About $36 million has been paid out so far under Work Share, whose recipients also have qualified for the extra $600-per-week benefit payments that ended July 25. Congress is in a stalemate over whether those extra benefits will continue, and if so, in what form.

Though Gerstenfeld offered no specific figures, he said he doubted the Work Share overpayments are a big problem.

"We know it is not a massive, widespread increase," he said. "We have seen some issues where manual data entry is causing overpayment. As soon as we find them, we address them. We do recoup those overpayments."

Gerstenfeld said if the overpayments are small, the agency can recoup them simply by labeling them as advances on future benefit payments, which then would be less. Overpayments, however, are errors that the agency can legally ask workers to repay.

Gerstenfeld did report substantial progress in his agency's processing of claims from workers who had been ineligible for unemployment benefits until Congress included them in the CARES Act. They are self-employed people, freelancers, independent contractors, gig and temporary workers.

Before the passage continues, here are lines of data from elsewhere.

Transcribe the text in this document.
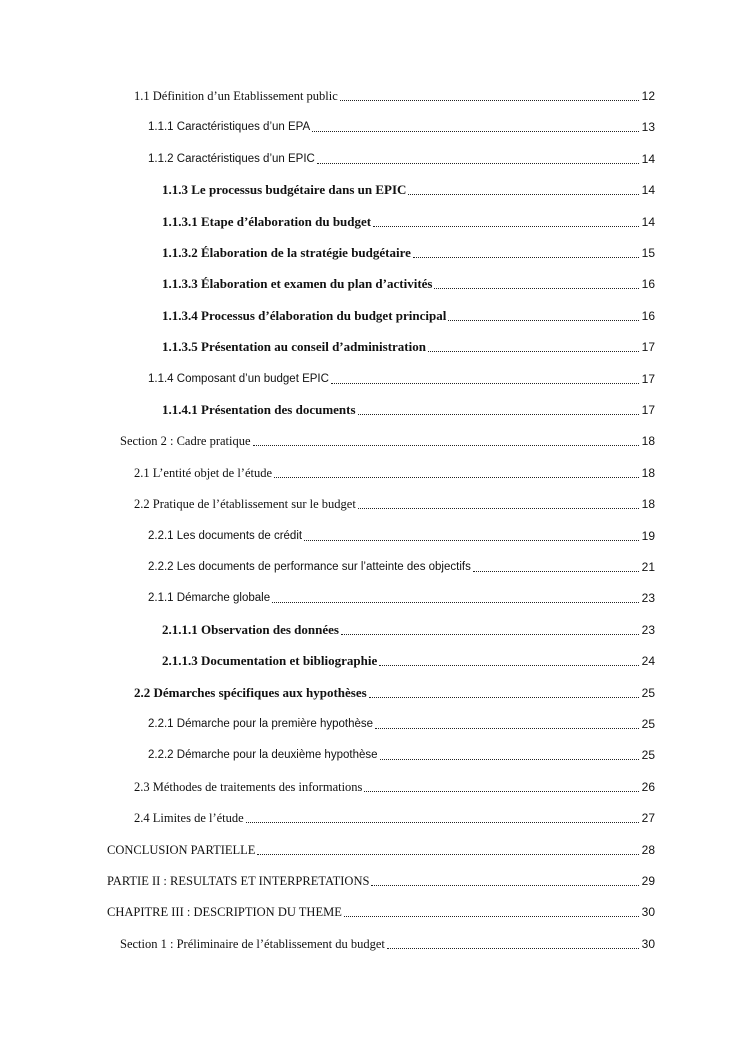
1.1 Définition d’un Etablissement public	12
1.1.1 Caractéristiques d’un EPA	13
1.1.2 Caractéristiques d’un EPIC	14
1.1.3 Le processus budgétaire dans un EPIC	14
1.1.3.1 Etape d’élaboration du budget	14
1.1.3.2 Élaboration de la stratégie budgétaire	15
1.1.3.3 Élaboration et examen du plan d’activités	16
1.1.3.4 Processus d’élaboration du budget principal	16
1.1.3.5 Présentation au conseil d’administration	17
1.1.4 Composant d’un budget EPIC	17
1.1.4.1 Présentation des documents	17
Section 2 : Cadre pratique	18
2.1 L’entité objet de l’étude	18
2.2 Pratique de l’établissement sur le budget	18
2.2.1 Les documents de crédit	19
2.2.2 Les documents de performance sur l’atteinte des objectifs	21
2.1.1 Démarche globale	23
2.1.1.1 Observation des données	23
2.1.1.3 Documentation et bibliographie	24
2.2 Démarches spécifiques aux hypothèses	25
2.2.1 Démarche pour la première hypothèse	25
2.2.2 Démarche pour la deuxième hypothèse	25
2.3 Méthodes de traitements des informations	26
2.4 Limites de l’étude	27
CONCLUSION PARTIELLE	28
PARTIE II : RESULTATS ET INTERPRETATIONS	29
CHAPITRE III : DESCRIPTION DU THEME	30
Section 1 : Préliminaire de l’établissement du budget	30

The CARES Act requires state employment agencies to determine whether they qualify for regular benefits first.

Between March 15 and July 29, the agency reported 533,300 claims for regular benefits — only 1,061 in this category were pending, all filed in July — and 111,680 claims by newly eligible workers under what is known as Pandemic Unemployment Assistance.

Of a claims backlog of 70,000 in early July for the latter program, the agency now reports 19,000 pending claims, being worked on by a staff of 420. Gerstenfeld said the processing has gotten faster partly because of a new Google-developed application introduced July 17 on an agency website, and partly because many claims are duplicates of previous filings.

Still, many complex claims require adjudication, which Gerstenfeld said is taking an average of 12 to 14 weeks.

He said he is still cautiously optimistic that the agency will meet its target date of Aug. 8 to eliminate the backlog of these claims.

"We are absolutely committed to getting benefits to people as quickly as possible, and on keeping our employees safe while they focus so hard on doing that," he said.